25 января 2021
На память о Железнодорожном: как уходит в прошлое непарадная Пермь
Экскурсия по микрорайону ДКЖ
Прогулки, очевидно, немного не дотянут до своего пятилетнего юбилея, который случится уже в марте: кажется, материал для них полностью исчерпан — по крайней мере, на данный момент. Но это не так уж плохо: у всего есть свой срок. Сегодня мы публикуем один из последних текстов этой рубрики — ностальгический рассказ Ивана Козлова о двухэтажных кварталах за ДКЖ.

Эта экскурсия не стала последней просто потому, что мне хотелось бы закончить чем-то более жизнерадостным. А в сегодняшнем материале радости мало. Я хочу посвятить его микрорайону Железнодорожный.

Или не Железнодорожный. Мне этот микрорайон очень дорог, но я за всё это время так и не разобрался, как он называется. Вот уважаемый краевед Семянников говорит, что Железнодорожный, хотя один микрорайон с таким названием у нас уже есть, и даже автобусная остановка за Камой так называется. Многие пермяки, с которыми я общался, называют его Шпальным, хотя посёлок Шпальный находился дальше в сторону Паркового, а во многих свежих публикациях его и вовсе, не запариваясь, называют «микрорайон ДКЖ». Ну пусть будет всё-таки Железнодорожный, мне так хочется, я так привык.

Это и не экскурсия в привычном понимании, потому что маршрута как такового нет, да и достопримечательностей не особо много — одни только обветшалые фасады. Но имею же я право разок отойти от формата. Мне просто хотелось бы воздать Железнодорожному последние почести, потому что я его люблю — я вообще люблю двухэтажные кварталы пятидесятых. Его почти снесли, скоро на его месте вырастут моднейшие дома, широкие улицы и общественные пространства. Наверное. Так или иначе, то, что от него осталось, протянет ещё не более года.

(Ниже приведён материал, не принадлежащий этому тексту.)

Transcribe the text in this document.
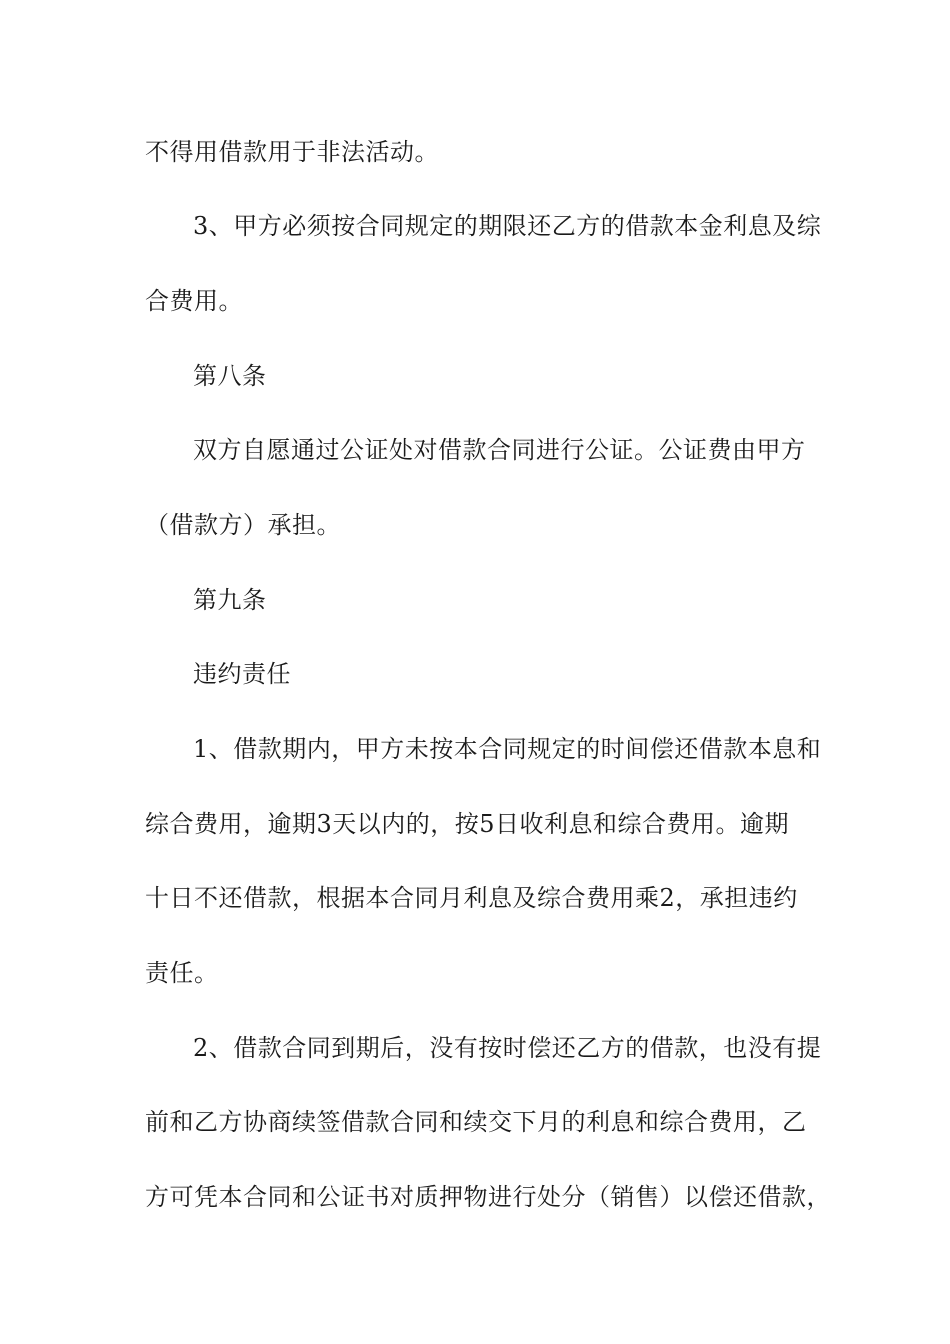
不得用借款用于非法活动。
3、甲方必须按合同规定的期限还乙方的借款本金利息及综
合费用。
第八条
双方自愿通过公证处对借款合同进行公证。公证费由甲方
（借款方）承担。
第九条
违约责任
1、借款期内，甲方未按本合同规定的时间偿还借款本息和
综合费用，逾期3天以内的，按5日收利息和综合费用。逾期
十日不还借款，根据本合同月利息及综合费用乘2，承担违约
责任。
2、借款合同到期后，没有按时偿还乙方的借款，也没有提
前和乙方协商续签借款合同和续交下月的利息和综合费用，乙
方可凭本合同和公证书对质押物进行处分（销售）以偿还借款，
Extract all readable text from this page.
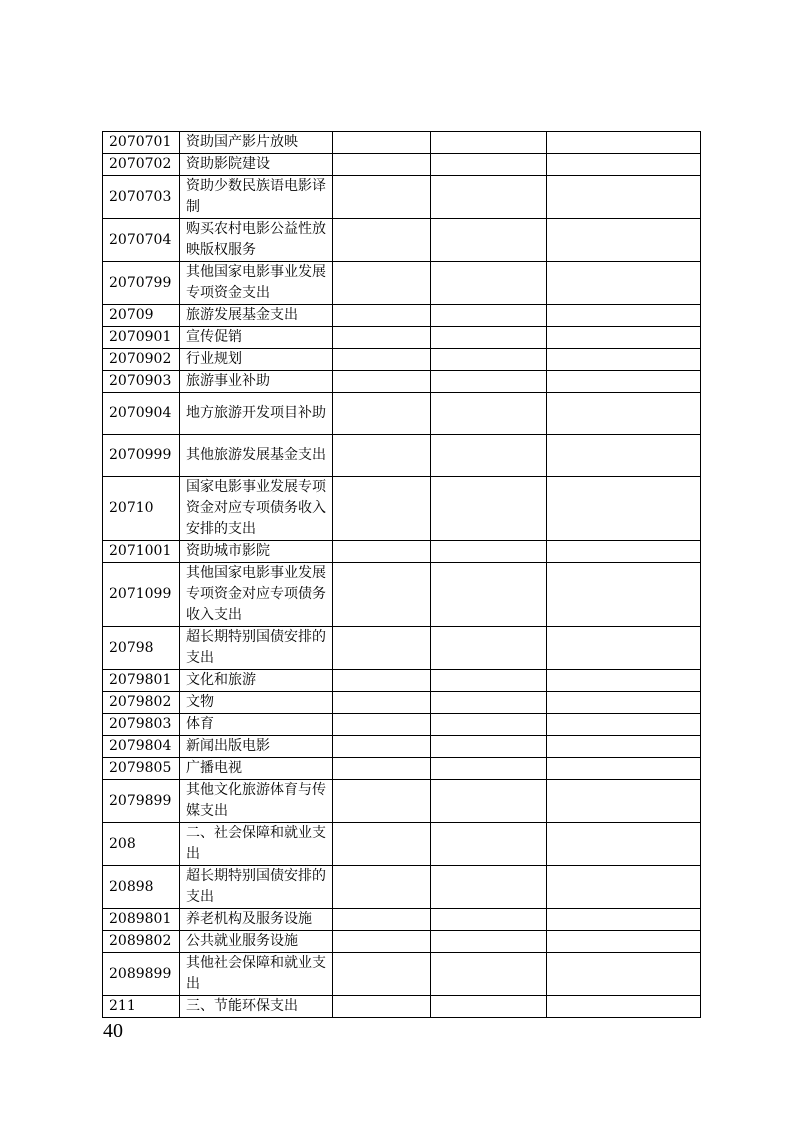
2070701	资助国产影片放映			
2070702	资助影院建设			
2070703	资助少数民族语电影译制			
2070704	购买农村电影公益性放映版权服务			
2070799	其他国家电影事业发展专项资金支出			
20709	旅游发展基金支出			
2070901	宣传促销			
2070902	行业规划			
2070903	旅游事业补助			
2070904	地方旅游开发项目补助			
2070999	其他旅游发展基金支出			
20710	国家电影事业发展专项资金对应专项债务收入安排的支出			
2071001	资助城市影院			
2071099	其他国家电影事业发展专项资金对应专项债务收入支出			
20798	超长期特别国债安排的支出			
2079801	文化和旅游			
2079802	文物			
2079803	体育			
2079804	新闻出版电影			
2079805	广播电视			
2079899	其他文化旅游体育与传媒支出			
208	二、社会保障和就业支出			
20898	超长期特别国债安排的支出			
2089801	养老机构及服务设施			
2089802	公共就业服务设施			
2089899	其他社会保障和就业支出			
211	三、节能环保支出			
40
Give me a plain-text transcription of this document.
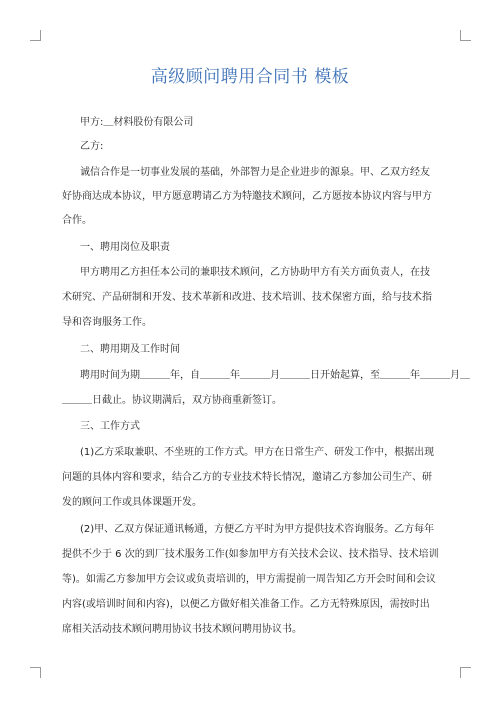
高级顾问聘用合同书 模板
甲方:＿材料股份有限公司
乙方:
诚信合作是一切事业发展的基础，外部智力是企业进步的源泉。甲、乙双方经友
好协商达成本协议，甲方愿意聘请乙方为特邀技术顾问，乙方愿按本协议内容与甲方
合作。
一、聘用岗位及职责
甲方聘用乙方担任本公司的兼职技术顾问，乙方协助甲方有关方面负责人，在技
术研究、产品研制和开发、技术革新和改进、技术培训、技术保密方面，给与技术指
导和咨询服务工作。
二、聘用期及工作时间
聘用时间为期＿＿＿年，自＿＿＿年＿＿＿月＿＿＿日开始起算，至＿＿＿年＿＿＿月＿
＿＿＿日截止。协议期满后，双方协商重新签订。
三、工作方式
(1)乙方采取兼职、不坐班的工作方式。甲方在日常生产、研发工作中，根据出现
问题的具体内容和要求，结合乙方的专业技术特长情况，邀请乙方参加公司生产、研
发的顾问工作或具体课题开发。
(2)甲、乙双方保证通讯畅通，方便乙方平时为甲方提供技术咨询服务。乙方每年
提供不少于 6 次的到厂技术服务工作(如参加甲方有关技术会议、技术指导、技术培训
等)。如需乙方参加甲方会议或负责培训的，甲方需提前一周告知乙方开会时间和会议
内容(或培训时间和内容)，以便乙方做好相关准备工作。乙方无特殊原因，需按时出
席相关活动技术顾问聘用协议书技术顾问聘用协议书。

Я вот сейчас не в России временно — может, вернусь, а его и не будет уже.
Итак, процитирую Семянникова:

Начало микрорайону Железнодорожный положил кооператив железнодорожников, построенный в 1934 — 1935 гг. при ст. Пермь — II, хотя дома барачного типа здесь появились ещё в 1910-е гг. Посёлок именовался Черняевским по имени председателя жилищно-строительного общества Степана Черняева, бывшего стрелочника, репрессированного в 1937 г.

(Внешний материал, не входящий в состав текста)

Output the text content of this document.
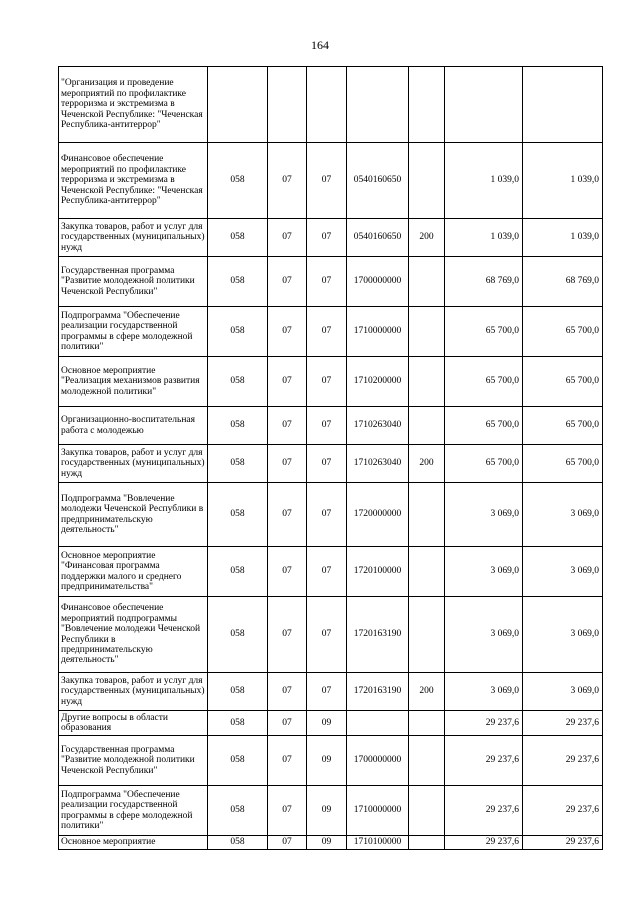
164
"Организация и проведение мероприятий по профилактике терроризма и экстремизма в Чеченской Республике: "Чеченская Республика-антитеррор"							
Финансовое обеспечение мероприятий по профилактике терроризма и экстремизма в Чеченской Республике: "Чеченская Республика-антитеррор"	058	07	07	0540160650		1 039,0	1 039,0
Закупка товаров, работ и услуг для государственных (муниципальных) нужд	058	07	07	0540160650	200	1 039,0	1 039,0
Государственная программа "Развитие молодежной политики Чеченской Республики"	058	07	07	1700000000		68 769,0	68 769,0
Подпрограмма "Обеспечение реализации государственной программы в сфере молодежной политики"	058	07	07	1710000000		65 700,0	65 700,0
Основное мероприятие "Реализация механизмов развития молодежной политики"	058	07	07	1710200000		65 700,0	65 700,0
Организационно-воспитательная работа с молодежью	058	07	07	1710263040		65 700,0	65 700,0
Закупка товаров, работ и услуг для государственных (муниципальных) нужд	058	07	07	1710263040	200	65 700,0	65 700,0
Подпрограмма "Вовлечение молодежи Чеченской Республики в предпринимательскую деятельность"	058	07	07	1720000000		3 069,0	3 069,0
Основное мероприятие "Финансовая программа поддержки малого и среднего предпринимательства"	058	07	07	1720100000		3 069,0	3 069,0
Финансовое обеспечение мероприятий подпрограммы "Вовлечение молодежи Чеченской Республики в предпринимательскую деятельность"	058	07	07	1720163190		3 069,0	3 069,0
Закупка товаров, работ и услуг для государственных (муниципальных) нужд	058	07	07	1720163190	200	3 069,0	3 069,0
Другие вопросы в области образования	058	07	09			29 237,6	29 237,6
Государственная программа "Развитие молодежной политики Чеченской Республики"	058	07	09	1700000000		29 237,6	29 237,6
Подпрограмма "Обеспечение реализации государственной программы в сфере молодежной политики"	058	07	09	1710000000		29 237,6	29 237,6
Основное мероприятие	058	07	09	1710100000		29 237,6	29 237,6
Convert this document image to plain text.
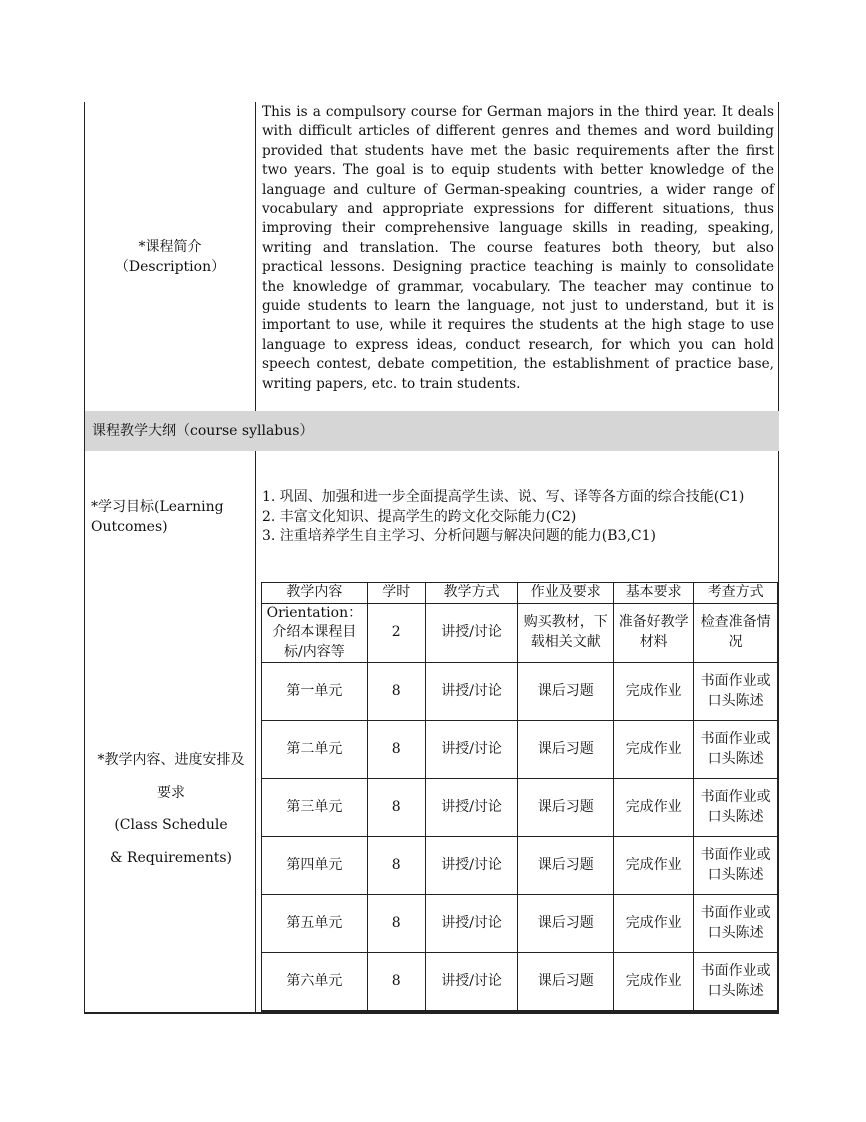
*课程简介
（Description）
This is a compulsory course for German majors in the third year. It deals with difficult articles of different genres and themes and word building provided that students have met the basic requirements after the first two years. The goal is to equip students with better knowledge of the language and culture of German-speaking countries, a wider range of vocabulary and appropriate expressions for different situations, thus improving their comprehensive language skills in reading, speaking, writing and translation. The course features both theory, but also practical lessons. Designing practice teaching is mainly to consolidate the knowledge of grammar, vocabulary. The teacher may continue to guide students to learn the language, not just to understand, but it is important to use, while it requires the students at the high stage to use language to express ideas, conduct research, for which you can hold speech contest, debate competition, the establishment of practice base, writing papers, etc. to train students.
课程教学大纲（course syllabus）
*学习目标(Learning
Outcomes)
1. 巩固、加强和进一步全面提高学生读、说、写、译等各方面的综合技能(C1)
2. 丰富文化知识、提高学生的跨文化交际能力(C2)
3. 注重培养学生自主学习、分析问题与解决问题的能力(B3,C1)
*教学内容、进度安排及
要求
(Class Schedule
& Requirements)
教学内容	学时	教学方式	作业及要求	基本要求	考查方式
Orientation：介绍本课程目标/内容等	2	讲授/讨论	购买教材，下载相关文献	准备好教学材料	检查准备情况
第一单元	8	讲授/讨论	课后习题	完成作业	书面作业或口头陈述
第二单元	8	讲授/讨论	课后习题	完成作业	书面作业或口头陈述
第三单元	8	讲授/讨论	课后习题	完成作业	书面作业或口头陈述
第四单元	8	讲授/讨论	课后习题	完成作业	书面作业或口头陈述
第五单元	8	讲授/讨论	课后习题	完成作业	书面作业或口头陈述
第六单元	8	讲授/讨论	课后习题	完成作业	书面作业或口头陈述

На здешних улицах было несколько довоенных зданий, но сейчас практически ничего не осталось. Некоторые здания, дошедшие до наших дней, строили пленные немцы (ну кто же ещё), они же тут и жили. В пятидесятом году было построено общежитие для железнодорожников, в 53-м — бани на Папанинцев, в 56-м — ДКЖ. Тогда же появилась нормальная дорога, связавшая эти кварталы с центром города, и до последнего времени ничего особо не менялось.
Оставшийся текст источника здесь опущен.